Ministers have a duty to respect the civil service; they should respect not only its code of values, but its role in providing advice. Of course Ministers are not obliged to accept the advice of their civil servants, but they should surely always seek it, listen to it and make judgments after assessing it. When public money is spent badly or inefficiently, it is very often the consequence not of civil servants being lax, careless, inefficient or hopeless, but of them being forced to do things by unwise ministerial decision, often in the face of civil servants' advice.

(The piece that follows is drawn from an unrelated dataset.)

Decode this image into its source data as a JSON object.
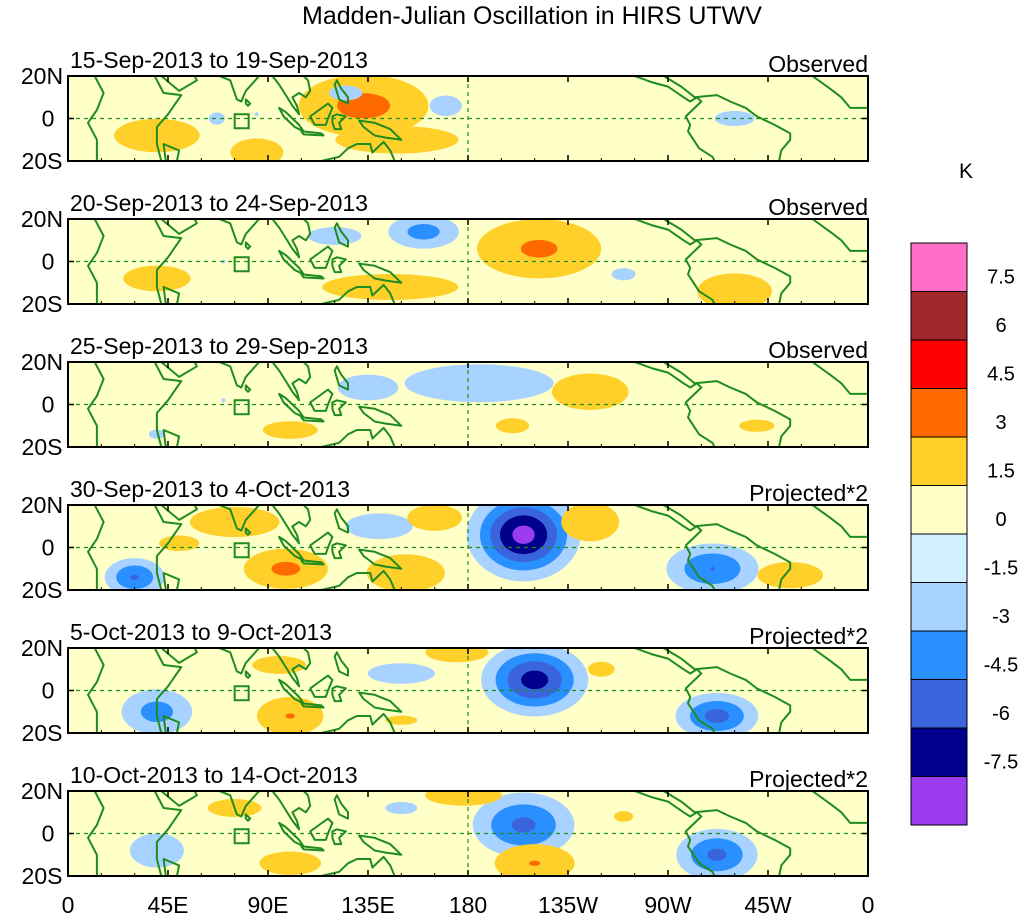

I cited on Second Reading the example of the introduction of tax credits. It is now well attested that the then Chancellor, now the Prime Minister, was strongly advised by civil servants in both the Revenue and the Treasury that the way he proposed to proceed with tax credits would introduce serious risk of fraud and error, all of which came about. The advice was ignored and the result was a grave misuse of public money, not to mention the enormous human misery caused to hundreds of thousands of low-paid, hard-working people who found themselves required to pay back money that they had received in good faith. Those people thought that they were doing the right thing and obeying the law. The point about incorporating this fiduciary responsibility into the code of conduct is that if in those circumstances a Minister tells civil servants that they must go ahead and implement the policy regardless, against their own advice, there is at least some protection for those civil servants.
Mr. Gordon Prentice: Is that not already covered by the designation of permanent secretaries as accounting officers for the Departments for which they are responsible?
Mr. Maude: There is no harm in making that designation more explicit, and giving it some teeth by entrenching it in statute.